Implementasi Naive Bayes
Note
Untuk session ini, kita akan menggunakan dataset berikut: Customer Behaviour
Source: https://www.kaggle.com/datasets/denisadutca/customer-behaviour
Split data menjadi dua bagian: training dan testing. Untuk langkah ini, gunakan operator Split Data. Gunakan 80% sebagai rasio training dan 20% sebagai rasio testing.
Lakukan preprocessing data terhadap dataset training dan testing. Ikuti langkah-langkah berikut:
Filter Examples untuk menghapus data kosong
Select attributes, optional (User ID, Gender, Age, EstimatedSalary, Purchased)
Map (untuk kolom Gender, dari Female menjadi 0 dan Male menjadi 1)
Parse Numbers (untuk kolom Gender)
Normalize (untuk semua kolom, kecuali User ID dan Purchased)
Set Role (User ID sebagai id, dan Purchased menjadi “label”)
![]()
Buat model Naive Bayes dengan menggunakan operator Naive Bayes. Gunakan dataset training sebagai inputnya.
Note
Gunakan node “Naive Bayes (Kernel)” untuk membuat model Naive Bayes dengan. Kernel memungkinkan kita untuk mengatur weight dari masing-masing kelas.
Hubungkan model Naive Bayes yang sudah digunakan dengan node Apply Model. Tujuannya supaya kita dapat mengevaluasi model yang sudah kita buat.
Untuk mengevaluasi model yang sudah kita buat, gunakan operator Performance (Classification). Hubungkan node Apply Model dengan node Performance.
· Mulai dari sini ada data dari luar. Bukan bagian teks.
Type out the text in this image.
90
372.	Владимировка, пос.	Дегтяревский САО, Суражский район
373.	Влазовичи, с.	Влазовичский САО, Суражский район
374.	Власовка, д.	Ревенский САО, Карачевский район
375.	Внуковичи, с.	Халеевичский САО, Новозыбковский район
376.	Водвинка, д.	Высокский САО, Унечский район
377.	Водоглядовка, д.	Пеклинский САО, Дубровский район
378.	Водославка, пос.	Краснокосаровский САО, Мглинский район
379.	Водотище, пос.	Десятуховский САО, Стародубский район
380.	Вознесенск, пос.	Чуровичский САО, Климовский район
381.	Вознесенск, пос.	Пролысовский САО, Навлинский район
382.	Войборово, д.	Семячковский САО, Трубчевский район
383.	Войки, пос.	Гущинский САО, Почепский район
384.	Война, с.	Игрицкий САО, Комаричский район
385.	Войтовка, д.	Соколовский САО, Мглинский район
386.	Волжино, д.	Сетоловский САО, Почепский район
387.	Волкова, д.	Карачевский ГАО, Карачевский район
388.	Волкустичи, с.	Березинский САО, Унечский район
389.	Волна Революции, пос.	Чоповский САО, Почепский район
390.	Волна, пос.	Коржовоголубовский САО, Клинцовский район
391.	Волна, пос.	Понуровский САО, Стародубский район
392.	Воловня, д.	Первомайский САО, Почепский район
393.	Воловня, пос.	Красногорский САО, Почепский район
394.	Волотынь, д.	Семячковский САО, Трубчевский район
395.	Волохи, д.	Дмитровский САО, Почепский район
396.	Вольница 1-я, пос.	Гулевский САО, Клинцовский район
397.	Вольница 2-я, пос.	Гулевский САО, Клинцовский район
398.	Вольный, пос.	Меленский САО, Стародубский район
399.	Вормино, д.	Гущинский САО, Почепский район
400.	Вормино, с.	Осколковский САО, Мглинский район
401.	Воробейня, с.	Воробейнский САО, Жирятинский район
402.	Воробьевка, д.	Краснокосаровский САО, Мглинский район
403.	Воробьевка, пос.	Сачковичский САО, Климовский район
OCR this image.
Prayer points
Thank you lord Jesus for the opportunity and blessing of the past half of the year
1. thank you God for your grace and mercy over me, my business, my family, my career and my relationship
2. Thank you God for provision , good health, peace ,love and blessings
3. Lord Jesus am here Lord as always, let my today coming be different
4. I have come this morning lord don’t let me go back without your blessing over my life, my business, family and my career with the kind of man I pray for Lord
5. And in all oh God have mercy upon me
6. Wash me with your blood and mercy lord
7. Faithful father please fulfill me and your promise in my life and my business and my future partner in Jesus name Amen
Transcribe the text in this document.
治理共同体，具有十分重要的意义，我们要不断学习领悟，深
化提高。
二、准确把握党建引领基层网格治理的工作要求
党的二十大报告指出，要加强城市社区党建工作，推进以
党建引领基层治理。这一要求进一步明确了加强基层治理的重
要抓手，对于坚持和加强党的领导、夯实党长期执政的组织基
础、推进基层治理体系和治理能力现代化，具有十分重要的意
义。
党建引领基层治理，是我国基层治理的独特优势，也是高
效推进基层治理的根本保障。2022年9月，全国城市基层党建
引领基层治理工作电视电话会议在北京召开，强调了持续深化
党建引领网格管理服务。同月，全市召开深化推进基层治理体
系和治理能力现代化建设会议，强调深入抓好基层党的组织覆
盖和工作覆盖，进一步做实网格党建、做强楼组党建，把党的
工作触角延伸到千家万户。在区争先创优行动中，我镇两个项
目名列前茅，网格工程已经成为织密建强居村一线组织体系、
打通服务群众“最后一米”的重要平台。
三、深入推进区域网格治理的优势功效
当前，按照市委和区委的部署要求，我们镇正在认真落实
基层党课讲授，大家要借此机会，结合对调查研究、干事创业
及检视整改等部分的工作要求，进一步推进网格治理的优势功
Jika sudah selesai, tekan tombol Run untuk melihat hasilnya.
Analisa Result
Setelah proses selesai, kita akan mendapatkan hasil berupa confusion matrix. Confusion matrix adalah tabel yang digunakan untuk menggambarkan kinerja model klasifikasi pada set data uji yang nilai sebenarnya diketahui.
Berdasarkan matrix ini, kita dapat melihat total akurasi dari model yang sudah kita buat adalah 95%. Artinya, model yang sudah kita buat sudah cukup baik dalam melakukan prediksi.
Note
Hasil dari matriks ini mungkin akan berbeda dengan hasil yang akan kalian dapatkan.